The audacity of the ruling party to campaign: Kelechi Ndukwe, a fashion designer, told Nairametrics that she is appalled at the fact that the ruling party is still campaigning for Nigerians to vote for them in the upcoming elections.
According to her, the ruling party should resolve the fuel scarcity crisis that has been on since late 2022.
She said a lot of Nigerians are angry with the ruling party and will be reflecting that anger by exercising their voting rights come February 2023.
Official price is denied: Nairametrics gathered that although the Federal Government has denied increasing the pump price of N165 per litre, filling stations are selling way above N165.
Some Nigerian National Petroleum Company (NNPC) Limited filling stations in Abuja are selling at N190 per litre.
Meanwhile, some regular filling stations are selling at N180 per litre and others are selling above N200 per litre.
Are filling station managers innocent? A filling station manager at an Abuja-based filling station who spoke anonymously told Nairametrics that his fellow managers are sometimes involved in the black-market trade.
He said some managers lock up their stations at rush hour to sell the commodity through black market agents who are working for them.
He said they usually make a lot of profit from these black-market traders who sell to motorists and generator owners for as high as N600 per litre.
Fuel subsidies questioned: If Nigerians are paying varying prices for fuel, what exactly is being subsidized? The World Bank has advised Nigeria to stop fuel subsidy payments. The Federal Government has announced that the payments will stop in the second quarter of 2023.

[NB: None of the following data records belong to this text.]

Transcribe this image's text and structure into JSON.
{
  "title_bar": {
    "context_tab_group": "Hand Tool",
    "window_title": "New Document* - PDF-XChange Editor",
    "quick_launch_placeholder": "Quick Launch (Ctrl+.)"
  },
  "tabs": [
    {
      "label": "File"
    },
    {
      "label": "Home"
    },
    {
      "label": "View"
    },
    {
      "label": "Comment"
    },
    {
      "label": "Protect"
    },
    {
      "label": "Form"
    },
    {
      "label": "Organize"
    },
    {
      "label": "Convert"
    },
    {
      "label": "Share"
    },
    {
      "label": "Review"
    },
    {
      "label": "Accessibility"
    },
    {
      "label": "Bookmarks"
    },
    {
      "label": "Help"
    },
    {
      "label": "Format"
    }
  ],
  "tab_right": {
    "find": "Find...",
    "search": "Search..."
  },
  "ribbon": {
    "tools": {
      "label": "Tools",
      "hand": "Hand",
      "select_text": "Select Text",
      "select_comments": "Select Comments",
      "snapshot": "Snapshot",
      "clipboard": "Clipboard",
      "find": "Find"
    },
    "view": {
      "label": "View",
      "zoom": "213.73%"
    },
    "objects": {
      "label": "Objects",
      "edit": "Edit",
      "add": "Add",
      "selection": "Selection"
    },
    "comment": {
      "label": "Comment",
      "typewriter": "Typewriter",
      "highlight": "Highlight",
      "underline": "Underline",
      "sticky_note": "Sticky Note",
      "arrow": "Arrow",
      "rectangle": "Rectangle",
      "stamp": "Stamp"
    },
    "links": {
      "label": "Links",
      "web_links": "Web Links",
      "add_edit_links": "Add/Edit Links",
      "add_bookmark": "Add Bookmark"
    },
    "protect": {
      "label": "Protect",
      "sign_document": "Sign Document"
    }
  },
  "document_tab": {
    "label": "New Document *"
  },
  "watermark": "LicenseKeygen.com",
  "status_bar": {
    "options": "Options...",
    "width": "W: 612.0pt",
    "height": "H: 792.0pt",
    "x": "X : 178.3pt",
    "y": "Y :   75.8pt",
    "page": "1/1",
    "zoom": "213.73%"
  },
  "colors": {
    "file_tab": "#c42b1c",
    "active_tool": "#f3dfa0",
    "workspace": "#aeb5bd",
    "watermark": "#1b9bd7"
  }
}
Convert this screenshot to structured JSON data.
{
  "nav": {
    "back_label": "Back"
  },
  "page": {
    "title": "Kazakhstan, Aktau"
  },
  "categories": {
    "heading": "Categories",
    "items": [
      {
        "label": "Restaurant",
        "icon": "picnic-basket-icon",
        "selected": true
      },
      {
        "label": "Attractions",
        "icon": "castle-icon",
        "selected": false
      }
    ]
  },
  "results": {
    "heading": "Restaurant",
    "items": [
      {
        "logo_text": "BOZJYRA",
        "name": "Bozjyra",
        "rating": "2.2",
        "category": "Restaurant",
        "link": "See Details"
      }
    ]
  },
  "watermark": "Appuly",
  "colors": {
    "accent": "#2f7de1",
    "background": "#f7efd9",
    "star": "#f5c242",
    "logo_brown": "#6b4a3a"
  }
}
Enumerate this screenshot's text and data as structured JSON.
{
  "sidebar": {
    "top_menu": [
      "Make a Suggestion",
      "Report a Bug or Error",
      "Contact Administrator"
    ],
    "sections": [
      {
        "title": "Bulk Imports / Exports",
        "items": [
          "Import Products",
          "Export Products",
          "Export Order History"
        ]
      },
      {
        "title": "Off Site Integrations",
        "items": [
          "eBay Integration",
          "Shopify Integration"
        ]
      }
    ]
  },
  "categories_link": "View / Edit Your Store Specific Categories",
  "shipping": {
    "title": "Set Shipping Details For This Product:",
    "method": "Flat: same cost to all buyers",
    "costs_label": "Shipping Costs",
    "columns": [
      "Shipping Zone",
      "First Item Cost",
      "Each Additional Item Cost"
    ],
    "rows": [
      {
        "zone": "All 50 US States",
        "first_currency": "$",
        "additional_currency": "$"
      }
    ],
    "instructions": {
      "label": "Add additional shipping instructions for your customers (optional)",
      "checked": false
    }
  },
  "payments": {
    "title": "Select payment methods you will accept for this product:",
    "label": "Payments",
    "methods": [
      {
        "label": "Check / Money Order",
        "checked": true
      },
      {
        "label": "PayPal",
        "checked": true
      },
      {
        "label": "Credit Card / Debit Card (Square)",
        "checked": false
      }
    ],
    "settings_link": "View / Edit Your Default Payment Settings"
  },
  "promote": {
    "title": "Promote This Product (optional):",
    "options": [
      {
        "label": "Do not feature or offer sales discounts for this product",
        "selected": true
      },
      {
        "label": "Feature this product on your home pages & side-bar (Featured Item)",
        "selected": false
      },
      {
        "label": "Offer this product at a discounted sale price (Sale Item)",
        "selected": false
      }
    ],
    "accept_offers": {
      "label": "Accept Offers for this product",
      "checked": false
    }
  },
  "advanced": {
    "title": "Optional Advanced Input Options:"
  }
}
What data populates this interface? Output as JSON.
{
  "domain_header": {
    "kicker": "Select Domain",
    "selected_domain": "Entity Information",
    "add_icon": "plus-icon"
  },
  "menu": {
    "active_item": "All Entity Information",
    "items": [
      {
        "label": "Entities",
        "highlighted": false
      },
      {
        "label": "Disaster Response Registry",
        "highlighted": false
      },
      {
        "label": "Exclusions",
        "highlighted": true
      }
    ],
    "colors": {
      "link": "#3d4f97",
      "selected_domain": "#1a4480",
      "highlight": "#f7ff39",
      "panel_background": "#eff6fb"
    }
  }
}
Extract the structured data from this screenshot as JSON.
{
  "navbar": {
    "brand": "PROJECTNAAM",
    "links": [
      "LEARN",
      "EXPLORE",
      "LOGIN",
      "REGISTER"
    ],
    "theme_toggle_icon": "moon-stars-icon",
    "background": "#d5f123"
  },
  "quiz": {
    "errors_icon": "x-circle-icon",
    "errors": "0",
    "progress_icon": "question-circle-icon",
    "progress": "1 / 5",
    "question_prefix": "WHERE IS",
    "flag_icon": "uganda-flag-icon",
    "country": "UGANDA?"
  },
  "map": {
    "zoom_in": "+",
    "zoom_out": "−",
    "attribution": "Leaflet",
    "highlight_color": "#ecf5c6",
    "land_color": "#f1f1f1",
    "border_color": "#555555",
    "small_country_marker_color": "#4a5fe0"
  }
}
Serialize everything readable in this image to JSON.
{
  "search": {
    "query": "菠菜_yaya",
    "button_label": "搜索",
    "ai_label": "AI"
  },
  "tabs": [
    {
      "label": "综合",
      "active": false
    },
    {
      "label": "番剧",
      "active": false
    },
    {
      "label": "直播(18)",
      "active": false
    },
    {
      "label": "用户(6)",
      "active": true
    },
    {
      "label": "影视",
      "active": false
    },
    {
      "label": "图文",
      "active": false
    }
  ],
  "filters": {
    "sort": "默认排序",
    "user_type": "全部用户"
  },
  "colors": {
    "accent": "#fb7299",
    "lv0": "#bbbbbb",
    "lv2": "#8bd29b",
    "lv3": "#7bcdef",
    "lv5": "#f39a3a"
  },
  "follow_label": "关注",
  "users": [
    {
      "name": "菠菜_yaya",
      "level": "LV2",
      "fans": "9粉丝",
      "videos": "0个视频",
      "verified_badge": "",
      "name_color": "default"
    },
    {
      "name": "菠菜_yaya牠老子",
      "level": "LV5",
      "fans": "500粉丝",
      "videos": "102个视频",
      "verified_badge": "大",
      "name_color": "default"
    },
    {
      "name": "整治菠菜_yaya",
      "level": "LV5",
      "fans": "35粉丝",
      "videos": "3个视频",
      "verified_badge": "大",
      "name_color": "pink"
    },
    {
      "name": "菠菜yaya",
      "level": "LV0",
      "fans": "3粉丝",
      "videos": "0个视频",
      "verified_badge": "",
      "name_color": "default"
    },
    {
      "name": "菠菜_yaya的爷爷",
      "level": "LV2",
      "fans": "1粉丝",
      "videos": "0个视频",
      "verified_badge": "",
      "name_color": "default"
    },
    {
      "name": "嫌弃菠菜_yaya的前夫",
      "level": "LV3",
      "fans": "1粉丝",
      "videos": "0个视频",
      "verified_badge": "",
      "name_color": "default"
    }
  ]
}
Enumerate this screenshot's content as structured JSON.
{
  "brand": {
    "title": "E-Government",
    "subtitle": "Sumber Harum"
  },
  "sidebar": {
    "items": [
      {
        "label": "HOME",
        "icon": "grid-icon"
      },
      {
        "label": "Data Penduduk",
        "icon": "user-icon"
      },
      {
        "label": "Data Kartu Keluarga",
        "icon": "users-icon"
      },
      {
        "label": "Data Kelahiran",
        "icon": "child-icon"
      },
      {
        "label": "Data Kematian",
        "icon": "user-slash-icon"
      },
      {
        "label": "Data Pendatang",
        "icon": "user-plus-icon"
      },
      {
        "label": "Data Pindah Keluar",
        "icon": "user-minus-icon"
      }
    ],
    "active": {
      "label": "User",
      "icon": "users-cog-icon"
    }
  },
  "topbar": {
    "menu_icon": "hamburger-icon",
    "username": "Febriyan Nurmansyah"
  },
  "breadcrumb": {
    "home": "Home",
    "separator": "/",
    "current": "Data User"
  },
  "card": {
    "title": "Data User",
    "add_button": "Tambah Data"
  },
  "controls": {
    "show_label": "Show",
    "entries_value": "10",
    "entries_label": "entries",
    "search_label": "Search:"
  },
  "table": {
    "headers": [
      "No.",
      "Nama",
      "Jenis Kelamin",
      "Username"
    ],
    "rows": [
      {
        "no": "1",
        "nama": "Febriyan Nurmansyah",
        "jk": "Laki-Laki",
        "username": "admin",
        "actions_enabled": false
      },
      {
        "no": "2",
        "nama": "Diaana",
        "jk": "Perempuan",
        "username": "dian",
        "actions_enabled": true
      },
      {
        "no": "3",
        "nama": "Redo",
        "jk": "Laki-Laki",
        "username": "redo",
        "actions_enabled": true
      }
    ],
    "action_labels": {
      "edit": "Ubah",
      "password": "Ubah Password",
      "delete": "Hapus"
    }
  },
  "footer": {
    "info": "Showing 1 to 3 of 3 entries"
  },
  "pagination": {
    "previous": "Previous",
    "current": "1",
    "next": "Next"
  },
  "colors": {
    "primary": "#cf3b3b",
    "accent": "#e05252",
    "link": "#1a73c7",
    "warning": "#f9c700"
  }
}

During the 12th Kaduna State Council on Health meeting on Wednesday, January 25, Kaduna state Governor, Nasiru El-Rufai said that the Federal Government spent N6 trillion on fuel subsidy for six months, N4 trillion to subsidize the naira and N300 billion to subsidize electricity in 2023.
He said that the money being spent by the Federal Government to subsidize electricity, petrol, and foreign exchange is no longer sustainable if the country must be able to tackle most of its socio-economic problems.
He also noted that the N6 trillion on fuel subsidy is a quarter of the entire annual budget and that the amount is more than the entire budget of states and local governments on health this year.
He urged Nigerians to decide to either support the removal of subsidies to enable the growth of other sectors of the economy or to allow it to continue for the benefit of a few individuals.